Don’t come looking for gods and monsters
Anyone drawn to the fantastic and monstrous title will soon be disappointed by The Essex Serpent. Despite the mythical beast acting as a catalyst for so much of what goes on in the story, this is a very human drama.
Hiddleston has seen so much of his career taken up with his dedication to the Marvel Cinematic Universe that it’s been rare to see him out of Loki costume in recent years, but he’s here in great form as the deep-fought Ransome.
Danes’ accent is a bit up and down at times, but she delivers a great turn in a role that runs through so much of the story. Likewise, Squires’ passionate, fiery Martha and Dillane’s slippery (no pun intended) Garrett are excellent pillars of support.
No more dark
Clio Barnard’s film history is one of unrelenting gloom. She first came to prominence with The Arbor, an experimental offering that was part documentary and part feature, but explored the tragic life of doomed playwright Andrea Dunbar in a profound and heartbreaking way. She followed that up with The Selfish Giant, another ruthless piece of mischief about two 13-year-old boys being exploited by a local criminal, and Dark River, where she asked Ruth Wilson to spend three weeks learning how to herd sheep. as part of her preparation for the part about two warring siblings who are forced to return to their family farm. The novel it is based on is set in southern France, but Barnard moved the action to the dark moors of northern England, and the cinematography and landscapes, all in her grey, faded style, can be seen here.
Perry’s novel takes much of the wildness of early 20th century Essex, a land caked in mud and drenched in rain, and Barnard and her team bring that life here superbly. However, it does make for a very stiff visual spectacle. Fortunately, the performances more than make up for that.
our verdict
The Essex Serpent is an adult drama in every sense of the word. Nothing is taught to the viewer, and while Symon’s script is carefully crafted and timed, this is a drama that is as much about what isn’t said as what is.

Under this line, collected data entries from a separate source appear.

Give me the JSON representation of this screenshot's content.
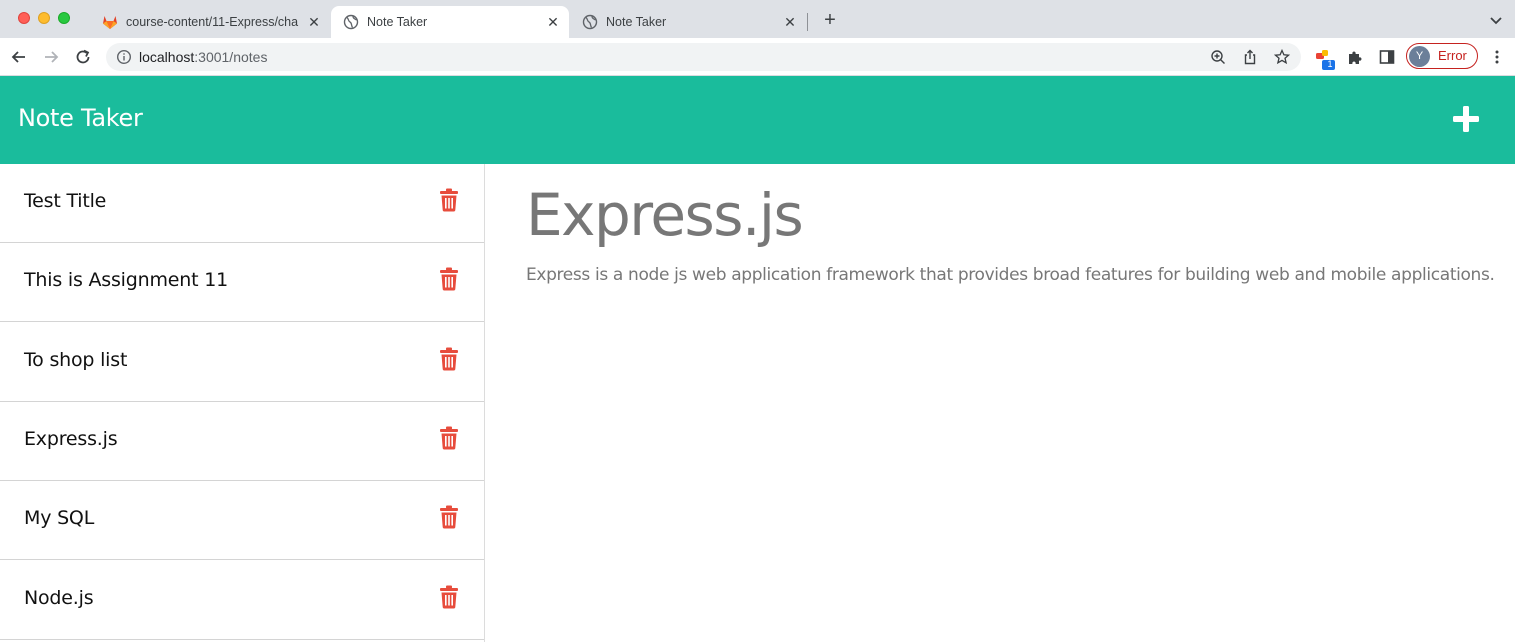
{
  "browser": {
    "tabs": [
      {
        "title": "course-content/11-Express/cha",
        "icon": "gitlab-icon",
        "active": false
      },
      {
        "title": "Note Taker",
        "icon": "globe-icon",
        "active": true
      },
      {
        "title": "Note Taker",
        "icon": "globe-icon",
        "active": false
      }
    ],
    "url_host": "localhost",
    "url_path": ":3001/notes",
    "profile_initial": "Y",
    "profile_status": "Error",
    "extension_badge": "1"
  },
  "app": {
    "title": "Note Taker",
    "header_color": "#1abc9c",
    "delete_color": "#e74c3c"
  },
  "notes": [
    {
      "title": "Test Title"
    },
    {
      "title": "This is Assignment 11"
    },
    {
      "title": "To shop list"
    },
    {
      "title": "Express.js"
    },
    {
      "title": "My SQL"
    },
    {
      "title": "Node.js"
    }
  ],
  "active_note": {
    "title": "Express.js",
    "text": "Express is a node js web application framework that provides broad features for building web and mobile applications."
  }
}
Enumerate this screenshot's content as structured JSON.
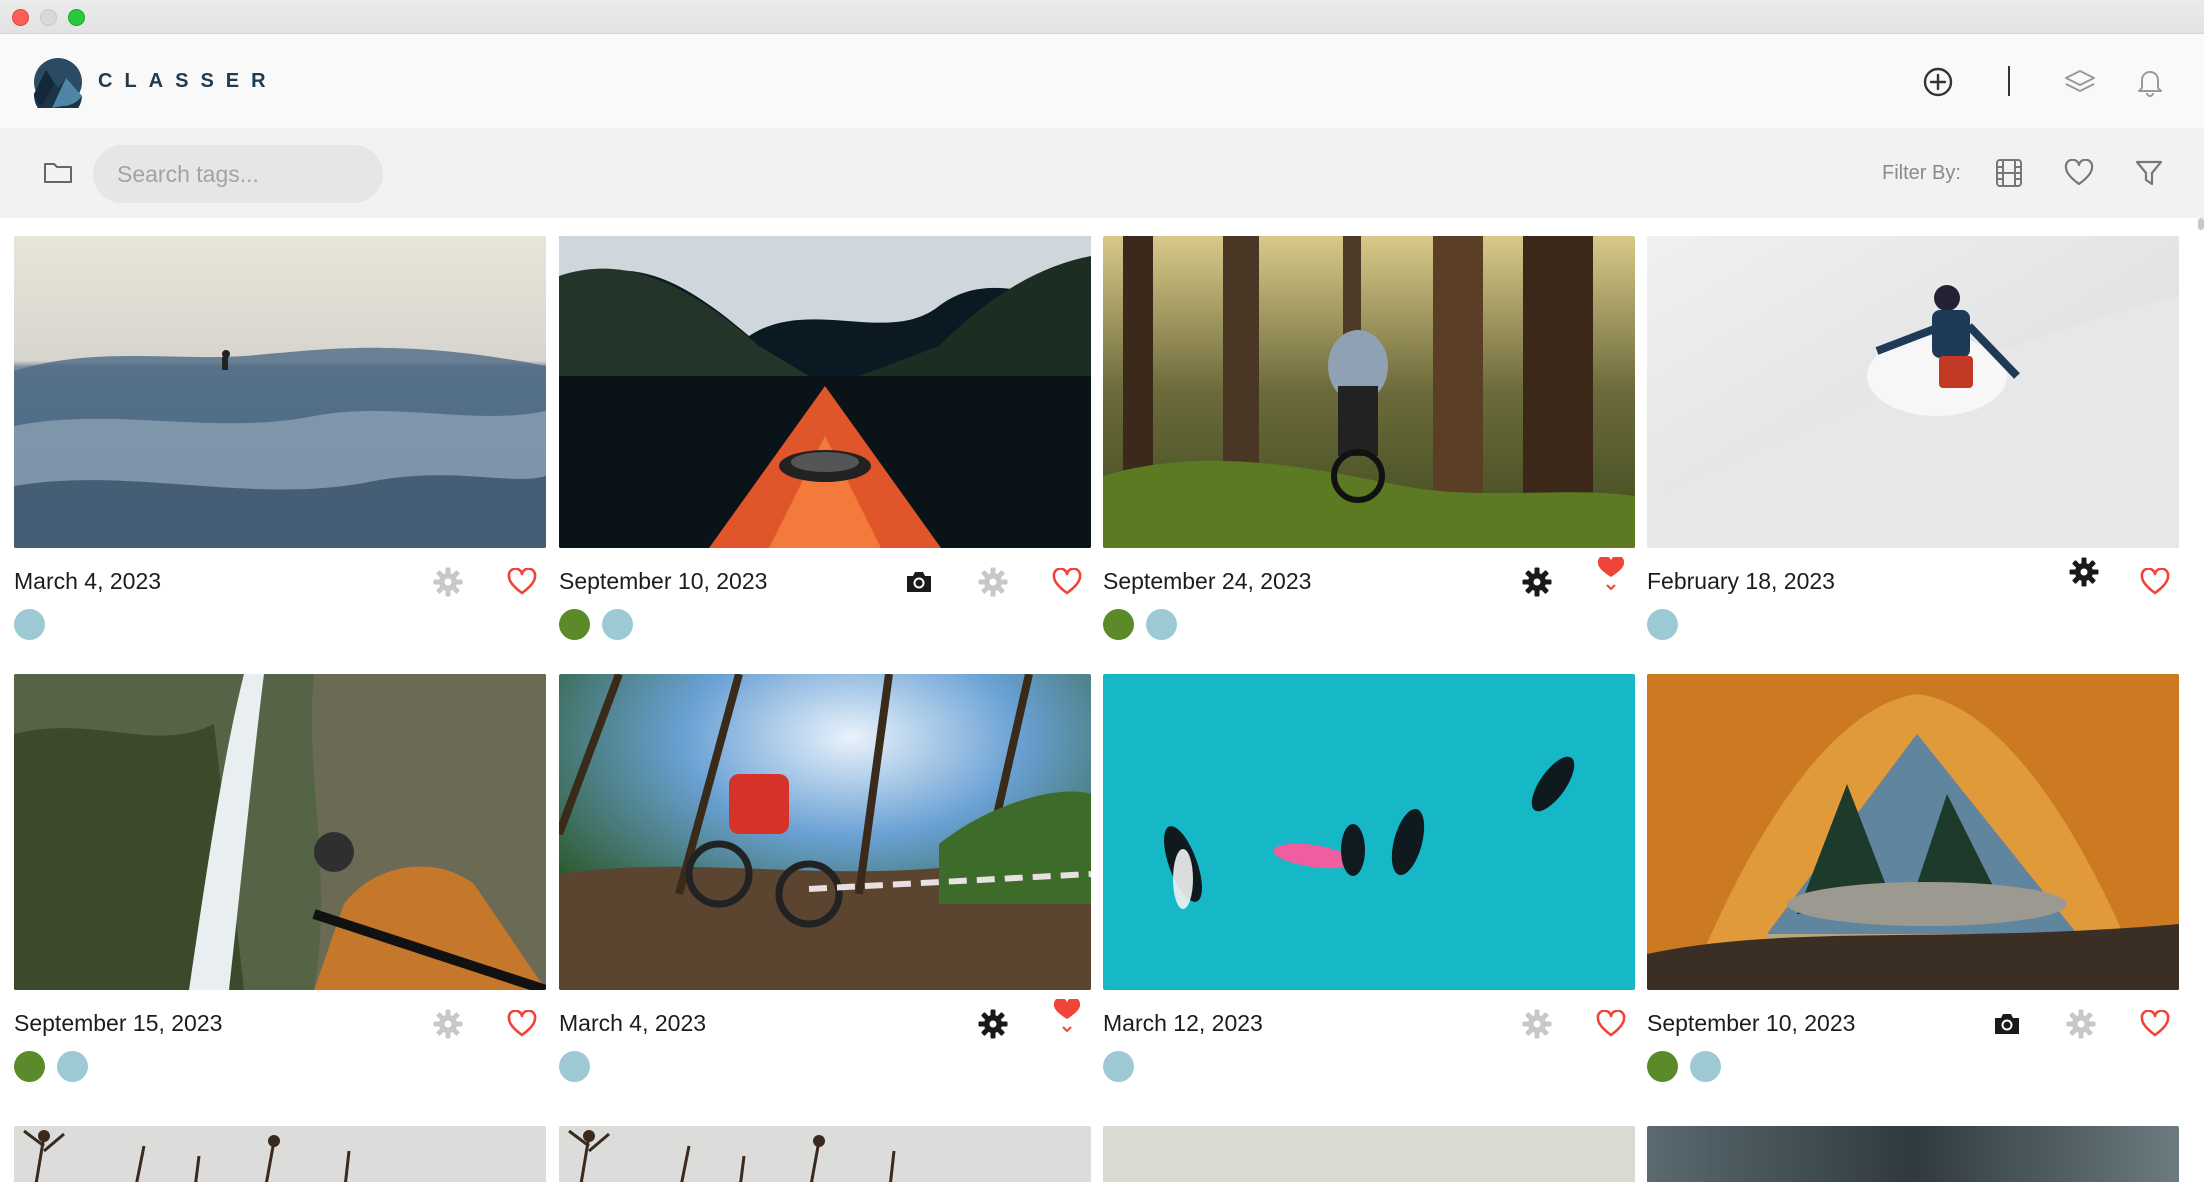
{
  "app": {
    "brand": "CLASSER"
  },
  "toolbar": {
    "search_placeholder": "Search tags...",
    "filter_label": "Filter By:"
  },
  "colors": {
    "heart": "#f04438",
    "tag_green": "#5a8a2a",
    "tag_blue": "#9cc9d3",
    "gear_inactive": "#c8c8c8",
    "gear_active": "#1a1a1a"
  },
  "photos": [
    {
      "date": "March 4, 2023",
      "scene": "surf-wave",
      "camera": false,
      "gear": "inactive",
      "heart": "outline",
      "tags": [
        "blue"
      ]
    },
    {
      "date": "September 10, 2023",
      "scene": "kayak-fjord",
      "camera": true,
      "gear": "inactive",
      "heart": "outline",
      "tags": [
        "green",
        "blue"
      ]
    },
    {
      "date": "September 24, 2023",
      "scene": "forest-bike",
      "camera": false,
      "gear": "active",
      "heart": "filled",
      "tags": [
        "green",
        "blue"
      ]
    },
    {
      "date": "February 18, 2023",
      "scene": "snow-ski",
      "camera": false,
      "gear": "active",
      "heart": "outline",
      "tags": [
        "blue"
      ]
    },
    {
      "date": "September 15, 2023",
      "scene": "waterfall-selfie",
      "camera": false,
      "gear": "inactive",
      "heart": "outline",
      "tags": [
        "green",
        "blue"
      ]
    },
    {
      "date": "March 4, 2023",
      "scene": "mtb-fisheye",
      "camera": false,
      "gear": "active",
      "heart": "filled",
      "tags": [
        "blue"
      ]
    },
    {
      "date": "March 12, 2023",
      "scene": "turquoise-surfers",
      "camera": false,
      "gear": "inactive",
      "heart": "outline",
      "tags": [
        "blue"
      ]
    },
    {
      "date": "September 10, 2023",
      "scene": "tent-view",
      "camera": true,
      "gear": "inactive",
      "heart": "outline",
      "tags": [
        "green",
        "blue"
      ]
    },
    {
      "date": "",
      "scene": "plants-grey",
      "camera": false,
      "gear": "",
      "heart": "",
      "tags": []
    },
    {
      "date": "",
      "scene": "plants-grey",
      "camera": false,
      "gear": "",
      "heart": "",
      "tags": []
    },
    {
      "date": "",
      "scene": "pale-mist",
      "camera": false,
      "gear": "",
      "heart": "",
      "tags": []
    },
    {
      "date": "",
      "scene": "dark-blur",
      "camera": false,
      "gear": "",
      "heart": "",
      "tags": []
    }
  ]
}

That doesn’t make it any less captivating though, and you’ll find yourself getting sucked in as the story progresses. The novel’s big themes, science versus faith, love in all its forms, all set at a time of massive change in the UK as it prepares for the 20th century, have been handled expertly for the most part, but it sometimes feels like there ‘s too much going on . Perry’s book is a big, twisting thing, which uses its supernatural premise to view society’s many social and personal inequalities, and in an effort to convey that, the drama sometimes feels like the focus is less than laser-like.
The drama where Hiddleston, Danes, Dillane and Poesy is where it really sings and it becomes a complex, compelling and heartbreaking love story completely devoid of schmaltz or cynicism. It’s another win for Apple.
The first two episodes of The Essex Serpent air today (May 13) on Apple TV Plus, and the remaining four episodes air weekly.